A fulfilling life and building a framework for living
Arun Kumar
In my mind’s eye, I keep visiting the moonless nights in St. Croix when we looked at the sky and were dazzled and awed by the sheer number of stars sprinkled in the darkness above. Here in Maryland, living does not offer that privilege. Being here, and working, does bring in the paycheck and the roof above the head. In return, I pay the price of not sensing the vastness in which I live.
Living in the boxes that cities could be, we miss the opportunity of nature making us feel humble. Not confronting the infinite, we miss the privilege to ask ourselves the question, who are we.
While standing on the porch of Leigh’s Leap, what those moonless nights in St. Croix offered was a sense of how expansive space and time are, and within that, how fleeting are the moments of our existence.
The growing realization of my mortality, and yet, not being at ease with the realization has created a dissonance within. A nagging feeling of unease that something is not right. It feels that from the 1000 piece puzzle we bought a couple of days back, a piece has gone missing. Just to be mischievous, perhaps the dog who was at our house for a week swallowed that one piece.
The dissonance is a great recipe for introspection, and this one is no exception.
Introspection, although discombobulating, however, offers hope of finding a way to live that could bring the two opposites — the realization of mortality, and what to do with the time I have left — in harmony. Introspection also offers hope for reconciliation between the sense of finiteness that exists within us and the vastness that is out there.

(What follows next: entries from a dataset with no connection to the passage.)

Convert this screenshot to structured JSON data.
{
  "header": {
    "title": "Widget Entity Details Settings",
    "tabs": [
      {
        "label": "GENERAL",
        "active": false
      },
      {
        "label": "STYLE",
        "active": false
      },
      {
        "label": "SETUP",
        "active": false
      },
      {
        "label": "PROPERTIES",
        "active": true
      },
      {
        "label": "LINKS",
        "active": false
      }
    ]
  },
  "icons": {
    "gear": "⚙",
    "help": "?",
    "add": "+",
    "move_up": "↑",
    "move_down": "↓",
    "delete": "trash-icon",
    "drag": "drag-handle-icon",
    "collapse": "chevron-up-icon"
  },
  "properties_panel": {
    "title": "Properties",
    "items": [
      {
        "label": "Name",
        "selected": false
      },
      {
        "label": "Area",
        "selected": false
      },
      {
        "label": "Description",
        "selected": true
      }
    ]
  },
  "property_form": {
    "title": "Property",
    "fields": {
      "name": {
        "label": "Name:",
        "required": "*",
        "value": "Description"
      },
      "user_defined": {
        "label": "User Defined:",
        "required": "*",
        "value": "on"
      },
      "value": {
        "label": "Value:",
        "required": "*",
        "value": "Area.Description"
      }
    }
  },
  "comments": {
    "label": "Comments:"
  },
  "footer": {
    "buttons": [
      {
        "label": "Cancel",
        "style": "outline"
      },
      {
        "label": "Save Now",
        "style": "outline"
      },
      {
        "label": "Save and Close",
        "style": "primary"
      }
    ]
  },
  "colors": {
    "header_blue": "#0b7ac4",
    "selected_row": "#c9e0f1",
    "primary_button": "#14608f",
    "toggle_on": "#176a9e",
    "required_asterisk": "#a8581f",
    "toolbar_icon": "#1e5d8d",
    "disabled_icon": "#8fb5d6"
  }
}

Through introspection there is a hope for inventing a personal algebra that sums the totality of our days, and engagements within them, into something that is non-zero. Introspection, perhaps, will be the antidote for the dissonance within. It is a path for personal salvation.
These moments of introspection start to happen more frequently as we get older and have a clearer vision that life is not forever that it once seemed to be. Our end is no longer a distant object shimmering in the fog anymore. Our failing eyes make us visit the optometrist often, but they give us no trouble seeing the distant shimmer of our mortality. In that, our vision keeps getting better.
One outcome I could seek through introspection is to find a framework for living that will make me feel at peace with the knowledge that this body is just a form that I have taken in the present. The things that make it existed before and will exist afterwards. A framework that gives me the wherewithal to close my eyes and feel the continuum of space and time. A framework that brings occasional moments of transcendental experience, the experience of being connected with everything else.
My dreams from introspection for now, however, are more modest — finding a framework for living.
For now, I just seek a framework of living through one day. A framework that will make me look forward to getting up in the morning, and at the end of the day when turning off the lights, brushing teeth, and curling under the softness of freshly washed cotton sheets, allow myself that it was a day well spent. It was a day I will not mind living tomorrow.
Finding that framework is a modest goal of the current introspective journey.
Days add up into a week, a month, a year, and to the rest of the lifetime. If I can figure out the recipe for a day well lived, near the end when the candle of our life is near its last flicker, I can perhaps say it was a life well lived.
Of course, finding that framework is not easy. It could be particularly difficult at some turns in life, e.g. at the start of retirement when for the first time in our life, we really have to shape a new identity with our own hands. Retirement could be a perfect storm — a loss of identity, nothing in hand, no anchors, and on top of that, an awareness of mortality.
Along the way I also need to remind myself to keep things simple. Keep eyes on the goal I am seeking and not get lost in mazes within a mazes that introspection and philosophy could be.
At the end of the road, there is an algebra that sums the day to a positive number. The task is to figure that algebra out.
Ciao.
Summary:
1. Feeling the expansiveness of space and time also brings the feeling how fleeting our existence in this universe is.
2. A retaliation of our mortality, and not being at ease with it, creates a dissonance within. It is the beginning of existential crises and a journey into introspection.
3. Introspection offers the hope of bringing the sense of our own finiteness and the vastness of the universe into a harmony.
4. One outcome of introspection is to find a framework for living that would allow us to be at peace with our sense of mortality. And also, at the end of the journey will allow us to reflect back and say that it was a life well lived.